Integrating epigenomic data and 3D genomic structure with a new measure of chromatin assortativity

TL;DR

This paper introduces a novel chromatin assortativity measure to integrate epigenomic data with 3D genome structure, revealing key proteins and marks mediating chromatin contacts in mouse embryonic stem cells.

Contribution

It presents a new network-based approach to analyze chromatin interactions by combining epigenomic features with 3D genome data, highlighting the role of RNAPII and Polycomb proteins.

Findings

Polycomb proteins show high chromatin assortativity in promoter networks.

Active RNAPII correlates with higher assortativity in promoter interactions.
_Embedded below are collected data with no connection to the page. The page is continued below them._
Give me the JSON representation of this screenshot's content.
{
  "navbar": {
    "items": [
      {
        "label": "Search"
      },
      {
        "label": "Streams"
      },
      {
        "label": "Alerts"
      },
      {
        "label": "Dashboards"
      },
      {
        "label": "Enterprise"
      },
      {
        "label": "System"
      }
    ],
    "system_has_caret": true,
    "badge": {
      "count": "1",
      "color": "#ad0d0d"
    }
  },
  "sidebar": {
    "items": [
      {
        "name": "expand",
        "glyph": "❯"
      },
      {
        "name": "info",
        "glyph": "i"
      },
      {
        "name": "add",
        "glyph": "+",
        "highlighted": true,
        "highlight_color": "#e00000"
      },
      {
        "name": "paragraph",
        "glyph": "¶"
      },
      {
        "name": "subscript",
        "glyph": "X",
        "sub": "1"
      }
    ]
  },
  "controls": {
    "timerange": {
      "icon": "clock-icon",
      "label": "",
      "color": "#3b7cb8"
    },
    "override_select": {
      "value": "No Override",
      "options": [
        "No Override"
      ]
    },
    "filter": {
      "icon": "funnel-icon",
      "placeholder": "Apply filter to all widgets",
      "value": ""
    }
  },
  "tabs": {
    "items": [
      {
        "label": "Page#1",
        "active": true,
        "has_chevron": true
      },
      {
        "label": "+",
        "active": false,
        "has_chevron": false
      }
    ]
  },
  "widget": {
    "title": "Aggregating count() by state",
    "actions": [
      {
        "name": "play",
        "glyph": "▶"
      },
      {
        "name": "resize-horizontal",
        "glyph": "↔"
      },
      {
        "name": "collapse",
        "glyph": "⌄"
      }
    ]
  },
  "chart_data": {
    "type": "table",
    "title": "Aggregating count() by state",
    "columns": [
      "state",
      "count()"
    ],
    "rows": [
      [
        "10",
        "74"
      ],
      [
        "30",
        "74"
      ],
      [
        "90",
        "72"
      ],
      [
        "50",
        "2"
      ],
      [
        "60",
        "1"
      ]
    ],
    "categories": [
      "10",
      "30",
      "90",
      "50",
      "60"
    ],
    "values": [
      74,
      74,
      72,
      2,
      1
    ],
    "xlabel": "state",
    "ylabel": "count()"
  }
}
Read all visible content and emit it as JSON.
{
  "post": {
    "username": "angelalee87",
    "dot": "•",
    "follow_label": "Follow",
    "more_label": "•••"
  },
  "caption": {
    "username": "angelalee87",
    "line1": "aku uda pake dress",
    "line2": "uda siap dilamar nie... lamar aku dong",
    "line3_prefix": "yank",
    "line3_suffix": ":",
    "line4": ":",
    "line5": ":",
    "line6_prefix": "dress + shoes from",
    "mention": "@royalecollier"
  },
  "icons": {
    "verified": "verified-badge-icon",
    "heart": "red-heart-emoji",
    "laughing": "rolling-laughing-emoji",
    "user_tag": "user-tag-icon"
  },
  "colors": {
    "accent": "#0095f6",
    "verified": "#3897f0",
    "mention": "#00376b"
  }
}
Distinct epigenomic features characterize different types of chromatin contacts.

Abstract

Network analysis is a powerful way of modeling chromatin interactions. Assortativity is a network property used in social sciences to identify factors affecting how people establish social ties. We propose a new approach, using chromatin assortativity to integrate the epigenomic landscape of a specific cell type with its chromatin interaction network and thus investigate which proteins or chromatin marks mediate genomic contacts. We use high-resolution Promoter Capture Hi-C and Hi-Cap data as well as ChIA-PET data from mouse embryonic stem cells to investigate promoter-centered chromatin interaction networks and calculate the presence of specific epigenomic features in the chromatin fragments constituting the nodes of the network. We estimate the association of these features to the topology of four chromatin interaction networks and identify features localized in connected areas of the network. Polycomb Group proteins and associated histone marks are the features with the highest chromatin assortativity in promoter-centred networks. We then ask which features distinguish contacts amongst promoters from contacts between promoters and other genomic elements. We observe higher chromatin assortativity of the actively elongating form of RNA Polymerase 2 (RNAPII) compared to inactive forms only in interactions between promoters and other elements. Contacts among promoters, and between promoters and other elements have different characteristic epigenomic features. We identify a possible role for the elongating form of RNAPII in mediating interactions among promoters, enhancers and transcribed gene bodies. Our approach facilitates the study of multiple genome-wide epigenomic profiles, considering network topology and allowing the comparison of chromatin interaction networks.